Marktteilnehmer hatten zuvor angenommen, dass eine Einigung den iranischen Ölexport rasch erhöhen würde. Analysten der Commerzbank schrieben in einer Mitteilung, die Märkte hätten die Wahrscheinlichkeit eines Scheiterns zu niedrig eingeschätzt. Die geopolitische Prämie sei daher wieder gestiegen.
Die OPEC+ Förderpolitik bleibt unverändert. Saudi-Arabien und Russland halten ihre Quoten bei. Gleichzeitig meldete die EIA, dass die US-Rohölvorräte in der vergangenen Woche um 2,3 Millionen Barrel zurückgegangen sind. Die Nachfrage nach Diesel und Flugbenzin in den Vereinigten Staaten lag über dem Fünfjahresdurchschnitt.
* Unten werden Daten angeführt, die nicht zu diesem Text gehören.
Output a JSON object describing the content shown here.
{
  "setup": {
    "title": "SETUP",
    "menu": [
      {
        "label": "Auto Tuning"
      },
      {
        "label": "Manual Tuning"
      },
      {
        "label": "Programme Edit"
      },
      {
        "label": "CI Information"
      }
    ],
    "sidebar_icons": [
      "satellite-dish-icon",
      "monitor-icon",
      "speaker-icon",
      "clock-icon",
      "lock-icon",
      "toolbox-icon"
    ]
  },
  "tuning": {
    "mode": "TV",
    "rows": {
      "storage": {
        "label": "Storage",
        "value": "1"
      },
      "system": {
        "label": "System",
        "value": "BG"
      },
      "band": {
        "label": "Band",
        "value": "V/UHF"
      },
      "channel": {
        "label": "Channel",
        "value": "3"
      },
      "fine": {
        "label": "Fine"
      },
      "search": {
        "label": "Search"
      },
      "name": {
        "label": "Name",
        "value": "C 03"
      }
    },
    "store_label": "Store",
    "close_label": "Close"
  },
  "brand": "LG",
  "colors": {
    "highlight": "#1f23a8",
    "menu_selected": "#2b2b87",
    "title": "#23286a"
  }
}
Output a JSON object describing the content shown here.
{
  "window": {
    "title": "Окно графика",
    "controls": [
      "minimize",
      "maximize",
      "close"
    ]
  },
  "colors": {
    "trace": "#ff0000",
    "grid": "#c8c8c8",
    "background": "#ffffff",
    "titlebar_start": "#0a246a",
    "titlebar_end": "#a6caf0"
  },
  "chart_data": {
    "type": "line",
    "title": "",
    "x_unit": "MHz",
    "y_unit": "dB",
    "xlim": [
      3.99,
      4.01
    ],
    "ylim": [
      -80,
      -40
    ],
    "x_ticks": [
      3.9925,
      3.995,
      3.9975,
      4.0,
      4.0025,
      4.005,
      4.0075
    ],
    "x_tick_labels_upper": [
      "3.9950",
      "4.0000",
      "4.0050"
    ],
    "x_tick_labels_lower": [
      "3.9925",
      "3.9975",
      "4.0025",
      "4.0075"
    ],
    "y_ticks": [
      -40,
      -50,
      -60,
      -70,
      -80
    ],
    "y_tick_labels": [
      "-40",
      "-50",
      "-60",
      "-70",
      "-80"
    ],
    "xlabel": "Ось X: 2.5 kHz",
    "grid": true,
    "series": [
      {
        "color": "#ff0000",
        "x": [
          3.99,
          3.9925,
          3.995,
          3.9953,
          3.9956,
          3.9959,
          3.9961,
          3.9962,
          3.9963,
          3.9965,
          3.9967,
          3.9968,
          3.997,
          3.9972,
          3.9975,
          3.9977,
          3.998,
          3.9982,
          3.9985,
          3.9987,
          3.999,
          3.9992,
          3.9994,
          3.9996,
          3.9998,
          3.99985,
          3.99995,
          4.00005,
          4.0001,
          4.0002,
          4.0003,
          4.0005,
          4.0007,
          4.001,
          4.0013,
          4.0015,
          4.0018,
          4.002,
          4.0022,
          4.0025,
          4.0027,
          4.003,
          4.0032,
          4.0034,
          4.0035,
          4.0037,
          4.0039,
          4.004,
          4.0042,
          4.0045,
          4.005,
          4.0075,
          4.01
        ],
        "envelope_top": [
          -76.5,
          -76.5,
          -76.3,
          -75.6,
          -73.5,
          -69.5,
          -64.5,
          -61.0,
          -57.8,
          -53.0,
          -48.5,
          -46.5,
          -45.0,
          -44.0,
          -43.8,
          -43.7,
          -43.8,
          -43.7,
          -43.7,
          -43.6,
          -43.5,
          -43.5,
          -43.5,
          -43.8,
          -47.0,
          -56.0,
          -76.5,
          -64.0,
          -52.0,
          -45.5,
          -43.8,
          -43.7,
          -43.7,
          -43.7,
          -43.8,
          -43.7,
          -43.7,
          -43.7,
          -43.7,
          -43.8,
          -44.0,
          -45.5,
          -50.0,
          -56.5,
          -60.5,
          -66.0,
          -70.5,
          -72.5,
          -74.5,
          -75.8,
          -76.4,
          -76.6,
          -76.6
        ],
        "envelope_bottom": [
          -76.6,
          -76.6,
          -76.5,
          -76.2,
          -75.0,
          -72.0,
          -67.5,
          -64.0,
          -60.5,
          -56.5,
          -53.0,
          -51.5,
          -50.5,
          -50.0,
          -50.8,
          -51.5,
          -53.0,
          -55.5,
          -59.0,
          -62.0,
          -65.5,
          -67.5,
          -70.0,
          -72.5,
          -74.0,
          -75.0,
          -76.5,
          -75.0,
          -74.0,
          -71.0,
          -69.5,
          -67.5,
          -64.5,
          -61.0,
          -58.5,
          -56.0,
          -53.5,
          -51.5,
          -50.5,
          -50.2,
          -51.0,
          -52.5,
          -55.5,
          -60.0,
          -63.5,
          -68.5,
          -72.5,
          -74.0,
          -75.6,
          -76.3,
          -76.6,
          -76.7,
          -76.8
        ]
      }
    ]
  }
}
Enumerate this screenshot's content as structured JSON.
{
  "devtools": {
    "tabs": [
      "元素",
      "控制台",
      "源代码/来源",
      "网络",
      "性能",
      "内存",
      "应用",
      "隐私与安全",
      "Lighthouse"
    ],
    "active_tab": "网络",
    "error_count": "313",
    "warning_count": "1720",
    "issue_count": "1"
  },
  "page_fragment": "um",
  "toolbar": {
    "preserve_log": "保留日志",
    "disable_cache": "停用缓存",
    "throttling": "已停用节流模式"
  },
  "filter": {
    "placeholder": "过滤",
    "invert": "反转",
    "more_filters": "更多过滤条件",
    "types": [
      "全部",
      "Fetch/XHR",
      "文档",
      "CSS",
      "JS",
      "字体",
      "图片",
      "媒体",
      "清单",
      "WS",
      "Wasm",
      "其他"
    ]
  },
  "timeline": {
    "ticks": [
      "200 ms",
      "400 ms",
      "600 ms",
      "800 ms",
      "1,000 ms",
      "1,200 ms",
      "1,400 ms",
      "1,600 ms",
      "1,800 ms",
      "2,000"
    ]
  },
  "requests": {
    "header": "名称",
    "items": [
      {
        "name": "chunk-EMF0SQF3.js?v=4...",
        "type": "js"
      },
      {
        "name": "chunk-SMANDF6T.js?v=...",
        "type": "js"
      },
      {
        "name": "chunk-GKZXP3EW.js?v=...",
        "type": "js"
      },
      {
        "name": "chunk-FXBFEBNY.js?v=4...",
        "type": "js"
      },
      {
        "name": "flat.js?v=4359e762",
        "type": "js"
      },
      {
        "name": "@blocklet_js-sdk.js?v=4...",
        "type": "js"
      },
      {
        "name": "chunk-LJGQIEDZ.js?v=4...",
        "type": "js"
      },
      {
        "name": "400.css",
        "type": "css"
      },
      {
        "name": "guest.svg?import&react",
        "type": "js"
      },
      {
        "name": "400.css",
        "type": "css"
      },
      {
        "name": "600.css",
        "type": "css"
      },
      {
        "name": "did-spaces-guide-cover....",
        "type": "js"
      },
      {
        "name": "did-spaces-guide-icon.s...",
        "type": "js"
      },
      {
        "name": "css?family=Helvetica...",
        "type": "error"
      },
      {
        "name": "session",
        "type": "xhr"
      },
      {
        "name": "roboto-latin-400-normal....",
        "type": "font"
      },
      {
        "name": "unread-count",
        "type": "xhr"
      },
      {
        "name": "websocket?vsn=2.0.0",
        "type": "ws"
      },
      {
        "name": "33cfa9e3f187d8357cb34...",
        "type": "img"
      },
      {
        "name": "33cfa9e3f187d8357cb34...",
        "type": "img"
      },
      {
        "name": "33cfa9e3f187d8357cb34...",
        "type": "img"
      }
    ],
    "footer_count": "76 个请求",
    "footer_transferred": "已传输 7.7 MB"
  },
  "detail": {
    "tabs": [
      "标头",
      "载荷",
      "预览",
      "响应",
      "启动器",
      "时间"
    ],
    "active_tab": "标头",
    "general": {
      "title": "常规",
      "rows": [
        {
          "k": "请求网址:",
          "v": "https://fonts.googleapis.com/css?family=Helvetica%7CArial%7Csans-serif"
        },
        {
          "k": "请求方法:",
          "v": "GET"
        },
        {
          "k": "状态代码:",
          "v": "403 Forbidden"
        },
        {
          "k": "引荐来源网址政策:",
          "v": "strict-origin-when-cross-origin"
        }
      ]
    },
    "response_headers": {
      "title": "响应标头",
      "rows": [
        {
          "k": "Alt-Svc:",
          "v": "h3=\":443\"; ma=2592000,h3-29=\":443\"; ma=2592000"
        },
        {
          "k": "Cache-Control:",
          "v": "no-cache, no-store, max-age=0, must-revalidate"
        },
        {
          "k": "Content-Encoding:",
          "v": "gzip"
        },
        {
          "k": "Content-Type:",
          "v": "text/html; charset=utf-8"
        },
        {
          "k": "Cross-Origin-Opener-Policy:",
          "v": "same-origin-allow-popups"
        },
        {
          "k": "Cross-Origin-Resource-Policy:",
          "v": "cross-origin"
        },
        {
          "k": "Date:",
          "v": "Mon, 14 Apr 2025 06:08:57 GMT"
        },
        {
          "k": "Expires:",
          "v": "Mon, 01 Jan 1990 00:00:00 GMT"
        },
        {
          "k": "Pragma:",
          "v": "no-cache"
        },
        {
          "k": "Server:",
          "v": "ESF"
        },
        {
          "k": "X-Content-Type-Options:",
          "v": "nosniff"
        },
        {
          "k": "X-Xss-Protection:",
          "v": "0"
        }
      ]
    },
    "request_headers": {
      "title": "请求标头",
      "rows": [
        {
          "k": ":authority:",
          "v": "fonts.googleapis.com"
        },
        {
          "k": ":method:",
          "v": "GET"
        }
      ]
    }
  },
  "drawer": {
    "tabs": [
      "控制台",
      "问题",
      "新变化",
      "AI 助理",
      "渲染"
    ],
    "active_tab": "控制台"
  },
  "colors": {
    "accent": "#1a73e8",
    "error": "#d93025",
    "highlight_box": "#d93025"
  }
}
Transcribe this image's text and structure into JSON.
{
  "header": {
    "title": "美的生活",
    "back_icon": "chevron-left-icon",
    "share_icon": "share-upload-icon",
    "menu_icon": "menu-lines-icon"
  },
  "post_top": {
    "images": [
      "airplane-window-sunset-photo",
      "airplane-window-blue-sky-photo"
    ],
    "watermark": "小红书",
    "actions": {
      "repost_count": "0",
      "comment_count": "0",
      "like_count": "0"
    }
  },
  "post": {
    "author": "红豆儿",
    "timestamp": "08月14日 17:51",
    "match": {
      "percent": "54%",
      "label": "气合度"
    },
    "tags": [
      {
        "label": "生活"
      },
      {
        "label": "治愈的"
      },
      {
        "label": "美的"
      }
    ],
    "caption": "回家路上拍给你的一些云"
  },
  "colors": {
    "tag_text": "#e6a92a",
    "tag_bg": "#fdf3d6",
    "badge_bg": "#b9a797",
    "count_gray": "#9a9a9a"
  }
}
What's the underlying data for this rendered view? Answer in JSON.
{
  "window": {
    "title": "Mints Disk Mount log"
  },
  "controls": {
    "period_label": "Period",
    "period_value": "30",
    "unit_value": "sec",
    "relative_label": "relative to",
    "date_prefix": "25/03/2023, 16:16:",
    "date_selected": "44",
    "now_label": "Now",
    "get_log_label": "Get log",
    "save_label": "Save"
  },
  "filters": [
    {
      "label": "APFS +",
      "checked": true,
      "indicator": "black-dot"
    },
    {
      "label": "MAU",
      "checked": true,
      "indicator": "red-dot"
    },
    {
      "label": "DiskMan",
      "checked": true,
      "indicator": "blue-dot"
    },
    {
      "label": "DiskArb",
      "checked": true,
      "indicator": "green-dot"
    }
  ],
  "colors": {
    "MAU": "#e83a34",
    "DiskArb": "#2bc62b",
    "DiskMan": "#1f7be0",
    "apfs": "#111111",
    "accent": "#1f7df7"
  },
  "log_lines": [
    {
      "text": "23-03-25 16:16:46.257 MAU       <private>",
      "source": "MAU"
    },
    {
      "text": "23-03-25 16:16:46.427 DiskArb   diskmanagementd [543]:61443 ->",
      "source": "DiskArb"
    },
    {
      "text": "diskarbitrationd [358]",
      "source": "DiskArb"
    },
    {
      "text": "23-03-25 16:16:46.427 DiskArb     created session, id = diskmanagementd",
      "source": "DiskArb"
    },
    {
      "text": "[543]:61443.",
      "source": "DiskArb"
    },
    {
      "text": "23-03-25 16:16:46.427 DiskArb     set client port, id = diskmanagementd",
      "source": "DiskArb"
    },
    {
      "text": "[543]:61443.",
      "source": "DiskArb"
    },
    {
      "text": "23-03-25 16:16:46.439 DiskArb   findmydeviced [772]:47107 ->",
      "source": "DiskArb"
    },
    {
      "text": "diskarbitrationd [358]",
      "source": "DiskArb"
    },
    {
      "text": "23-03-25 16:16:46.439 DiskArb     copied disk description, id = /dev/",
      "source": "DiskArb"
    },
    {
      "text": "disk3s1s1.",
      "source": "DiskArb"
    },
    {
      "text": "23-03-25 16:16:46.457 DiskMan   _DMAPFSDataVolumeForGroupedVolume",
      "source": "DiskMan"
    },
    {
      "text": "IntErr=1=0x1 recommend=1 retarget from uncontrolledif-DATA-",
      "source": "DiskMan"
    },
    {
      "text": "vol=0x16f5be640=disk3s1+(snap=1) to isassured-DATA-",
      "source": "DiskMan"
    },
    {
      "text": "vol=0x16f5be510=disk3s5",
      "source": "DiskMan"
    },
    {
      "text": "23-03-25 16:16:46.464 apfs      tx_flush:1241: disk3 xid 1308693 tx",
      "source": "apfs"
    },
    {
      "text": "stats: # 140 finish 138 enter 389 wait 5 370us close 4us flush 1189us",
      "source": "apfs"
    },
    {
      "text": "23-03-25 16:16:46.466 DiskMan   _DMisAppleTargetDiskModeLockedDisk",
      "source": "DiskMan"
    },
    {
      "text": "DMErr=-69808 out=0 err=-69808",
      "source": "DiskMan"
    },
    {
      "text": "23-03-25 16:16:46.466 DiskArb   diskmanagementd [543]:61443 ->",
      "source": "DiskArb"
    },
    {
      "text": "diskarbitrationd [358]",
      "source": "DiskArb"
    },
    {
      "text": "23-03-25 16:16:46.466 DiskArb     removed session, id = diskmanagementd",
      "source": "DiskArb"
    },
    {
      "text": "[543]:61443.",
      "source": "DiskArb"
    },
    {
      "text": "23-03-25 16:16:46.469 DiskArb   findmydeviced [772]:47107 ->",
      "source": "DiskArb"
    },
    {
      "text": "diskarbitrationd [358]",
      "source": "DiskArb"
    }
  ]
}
Am Devisenmarkt notierte der Euro bei 1,0850 US-Dollar. Der US-Dollar-Index stieg leicht auf 104,20 Punkte. Gold bewegte sich wenig verändert bei 2.340 US-Dollar je Feinunze.
Händler erwarten nun die nächsten Verhandlungsrunden zwischen Teheran und den europäischen Staaten. Sollte es keine Einigung geben, könnte der Ölpreis in den kommenden Wochen weiter steigen. Die Volatilität an den Terminmärkten hat bereits zugenommen.